The Canadian experience was not free of sin—as the indefensible treatment of the First Nations demonstrates—and was, as well, not free of the “colonial cringe” that bedevils so many countries overattached to the motherland. (London and Paris, in this view, meant too much for too long to too many ambitious Canadians.) Still, there is something to be said, however small, for government by an efficient elected élite devoted to compromise. The logic of Whig radicalism, in whatever form it takes, always allows charismatic figures undue play; there’s a reason that the big Whigs remain known today while the authoritarian reformers mostly sink into specialists’ memories of committees and cabinets.
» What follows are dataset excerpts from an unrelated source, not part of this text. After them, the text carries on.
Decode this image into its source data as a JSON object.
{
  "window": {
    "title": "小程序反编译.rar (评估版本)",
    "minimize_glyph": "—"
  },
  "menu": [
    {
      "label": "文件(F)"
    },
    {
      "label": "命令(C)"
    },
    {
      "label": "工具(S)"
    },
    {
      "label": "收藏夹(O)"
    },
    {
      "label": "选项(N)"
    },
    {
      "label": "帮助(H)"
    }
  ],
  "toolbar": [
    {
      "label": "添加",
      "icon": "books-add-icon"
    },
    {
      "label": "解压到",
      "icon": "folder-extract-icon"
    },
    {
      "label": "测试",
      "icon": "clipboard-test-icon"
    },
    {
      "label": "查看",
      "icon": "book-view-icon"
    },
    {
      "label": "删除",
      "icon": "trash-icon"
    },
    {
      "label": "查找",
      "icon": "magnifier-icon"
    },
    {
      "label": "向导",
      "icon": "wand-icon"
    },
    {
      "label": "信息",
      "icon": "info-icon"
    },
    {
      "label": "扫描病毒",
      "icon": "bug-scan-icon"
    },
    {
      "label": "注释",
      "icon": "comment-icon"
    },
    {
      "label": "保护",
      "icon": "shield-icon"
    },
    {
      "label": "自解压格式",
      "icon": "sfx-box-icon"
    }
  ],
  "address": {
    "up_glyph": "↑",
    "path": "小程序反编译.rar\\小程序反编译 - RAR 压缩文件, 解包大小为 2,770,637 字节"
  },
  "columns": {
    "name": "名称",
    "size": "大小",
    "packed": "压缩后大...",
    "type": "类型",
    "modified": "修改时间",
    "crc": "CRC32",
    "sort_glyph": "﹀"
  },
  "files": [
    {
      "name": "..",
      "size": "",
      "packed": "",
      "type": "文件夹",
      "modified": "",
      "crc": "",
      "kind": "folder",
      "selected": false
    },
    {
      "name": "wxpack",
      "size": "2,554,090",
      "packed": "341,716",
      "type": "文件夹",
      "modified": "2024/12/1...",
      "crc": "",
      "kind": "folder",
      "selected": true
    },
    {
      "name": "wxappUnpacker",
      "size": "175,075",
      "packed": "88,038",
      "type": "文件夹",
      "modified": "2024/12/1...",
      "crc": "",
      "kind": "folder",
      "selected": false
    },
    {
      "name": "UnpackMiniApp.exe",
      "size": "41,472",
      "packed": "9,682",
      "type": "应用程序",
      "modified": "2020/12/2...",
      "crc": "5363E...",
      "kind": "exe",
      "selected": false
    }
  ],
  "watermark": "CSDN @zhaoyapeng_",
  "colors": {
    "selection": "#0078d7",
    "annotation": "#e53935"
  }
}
The first modern charismatic politician, John Wilkes, was among the greatest Whig heroes of the American radicals. Nor is it entirely accidental that he would give his name to the charismatic actor who killed Lincoln. The red thread of theatrical violence, violence as show and spectacle and self-definition, links the violence of our revolution with the violence implicit in all cults of great men. Those who say “Thus always to tyrants!” can say it only when they shoot somebody. A government based on enthusiasm, rather than on executive expertise, needs many things to be enthusiastic about. Whig radicalism produces charismatic politics—popular politics in a positive sense, and then in a negative one, too. This is the Achilles’ heel of radical Whiggism, and we know that it is its Achilles’ heel because one day it produces an Achilles, and the next a heel.